On Thursday, 23 May 2024, at 7:30 p.m., Rafael Spregelburd's The Panic, translated by Manuela Cherubini and directed by Jurij Ferrini, makes its national debut at Teatro Gobetti in Turin.
On the stage along with Ferrini are Arianna Scommegna, Simona Bordasco, Roberta Calia, Lucia Limonta, Elisabetta Mazzullo, Viola Marietti, Francesca Osso, Michele Puleio, and Dalila Reas. Sets and costumes are by Anna Varaldo, lighting by Alessandro Verazzi, sound by Gian Andrea Francescutti. Assistant director Carla Carucci. The show produced by the Teatro Stabile di Torino - Teatro Nazionale, will be performed until Sunday, June 9, 2024.

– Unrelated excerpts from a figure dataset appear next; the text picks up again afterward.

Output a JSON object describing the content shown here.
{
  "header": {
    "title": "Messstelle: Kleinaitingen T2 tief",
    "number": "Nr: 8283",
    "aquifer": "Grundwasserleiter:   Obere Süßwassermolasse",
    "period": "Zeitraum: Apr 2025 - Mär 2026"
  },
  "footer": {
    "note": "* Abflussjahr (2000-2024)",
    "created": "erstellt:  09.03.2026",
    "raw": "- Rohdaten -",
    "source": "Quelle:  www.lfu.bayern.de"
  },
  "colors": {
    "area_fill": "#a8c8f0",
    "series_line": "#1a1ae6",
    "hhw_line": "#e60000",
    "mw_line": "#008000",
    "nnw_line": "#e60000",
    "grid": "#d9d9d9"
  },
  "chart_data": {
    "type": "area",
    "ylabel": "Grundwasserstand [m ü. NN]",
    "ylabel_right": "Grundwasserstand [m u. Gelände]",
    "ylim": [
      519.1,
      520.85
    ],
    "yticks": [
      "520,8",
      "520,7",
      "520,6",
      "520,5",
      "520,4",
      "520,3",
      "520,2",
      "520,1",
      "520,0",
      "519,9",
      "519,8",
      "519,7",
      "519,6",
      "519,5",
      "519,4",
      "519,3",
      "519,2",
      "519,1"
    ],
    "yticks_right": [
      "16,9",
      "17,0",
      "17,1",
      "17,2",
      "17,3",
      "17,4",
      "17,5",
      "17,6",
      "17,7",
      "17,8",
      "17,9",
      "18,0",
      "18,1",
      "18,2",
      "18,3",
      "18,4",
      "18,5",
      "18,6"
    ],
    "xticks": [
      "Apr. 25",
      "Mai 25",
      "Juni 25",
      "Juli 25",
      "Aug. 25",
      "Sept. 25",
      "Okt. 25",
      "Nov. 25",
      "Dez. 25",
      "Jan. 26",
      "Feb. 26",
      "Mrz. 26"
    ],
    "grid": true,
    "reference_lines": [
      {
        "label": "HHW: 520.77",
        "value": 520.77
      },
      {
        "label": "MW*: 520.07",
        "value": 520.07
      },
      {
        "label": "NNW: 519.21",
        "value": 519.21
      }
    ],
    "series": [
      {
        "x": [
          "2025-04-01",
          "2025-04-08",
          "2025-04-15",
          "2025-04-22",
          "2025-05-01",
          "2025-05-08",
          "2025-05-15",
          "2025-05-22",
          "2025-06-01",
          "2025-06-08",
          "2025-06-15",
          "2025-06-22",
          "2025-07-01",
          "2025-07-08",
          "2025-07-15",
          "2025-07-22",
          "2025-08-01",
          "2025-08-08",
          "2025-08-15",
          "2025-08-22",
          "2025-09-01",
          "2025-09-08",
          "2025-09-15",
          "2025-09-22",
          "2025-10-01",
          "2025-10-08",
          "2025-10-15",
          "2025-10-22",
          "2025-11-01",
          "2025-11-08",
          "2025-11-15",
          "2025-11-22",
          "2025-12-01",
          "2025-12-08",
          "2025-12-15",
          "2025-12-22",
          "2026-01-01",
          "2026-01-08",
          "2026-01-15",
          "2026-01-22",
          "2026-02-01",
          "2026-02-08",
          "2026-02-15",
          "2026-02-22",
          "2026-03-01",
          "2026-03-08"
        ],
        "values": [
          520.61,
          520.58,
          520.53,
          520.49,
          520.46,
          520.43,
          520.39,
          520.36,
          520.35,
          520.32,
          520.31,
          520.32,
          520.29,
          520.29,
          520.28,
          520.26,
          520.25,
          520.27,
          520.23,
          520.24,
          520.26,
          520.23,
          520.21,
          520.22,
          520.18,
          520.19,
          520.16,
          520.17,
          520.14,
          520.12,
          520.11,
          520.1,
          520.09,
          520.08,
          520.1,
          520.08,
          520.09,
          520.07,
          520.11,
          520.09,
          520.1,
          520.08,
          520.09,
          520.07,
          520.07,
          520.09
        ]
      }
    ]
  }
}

For the award-winning Argentine author Rafael Spregelburd, panic is nothing more than the modern translation of the sin of sloth: that state of mind that is generated among people scrambling to chase a life divided between two or three jobs, and who are scrambling as best they can and searching like mad - this is the case of the protagonists - for the lost keys to a phantom safe deposit box.
A ridiculous panic grips everyone, as if the characters are never present to themselves and confusingly and obsessively retrace their steps, trying to start over. A whirlwind play that Jurij Ferrini has decided to tackle, having already successfully staged another Spregelburd masterpiece, Lucido.
In Rafael Spregelburd's dramaturgy, I found new and essential themes, which contrast with those of our Western world, tied to the family, interpersonal relationships, the drama bourgeois. His are authentic, modern theatrical challenges with large female roles: in The Panic eight women and two men are on stage, but the ratio returns in much of his comedies.
His comedy is caustic; ruthless; unfair to the inhabitants of that part of the globe that answers to the West, and the writing revolves around an element that is difficult for us Europeans to deal with: paradox. Paradox is an expression of the South American matrix, a world of strong contradictions, populated by generations of people emigrating from the old continent.
Paradox both permeates and enriches his lyrics: if in our Italy the family is still an element that unites, he utilises it not only to undermine its role, but to shatter one by one our certainties through that which apparently cannot be explained, but exists.
We approach his texts through an almost pop first reading, with stories that from the beginning are exaggerated in tone and nuances, to gradually reveal internal connections. The changes' suddenness, the turns, belong to the existence: we are in Euclidean geometry and he is already at the fractal theory.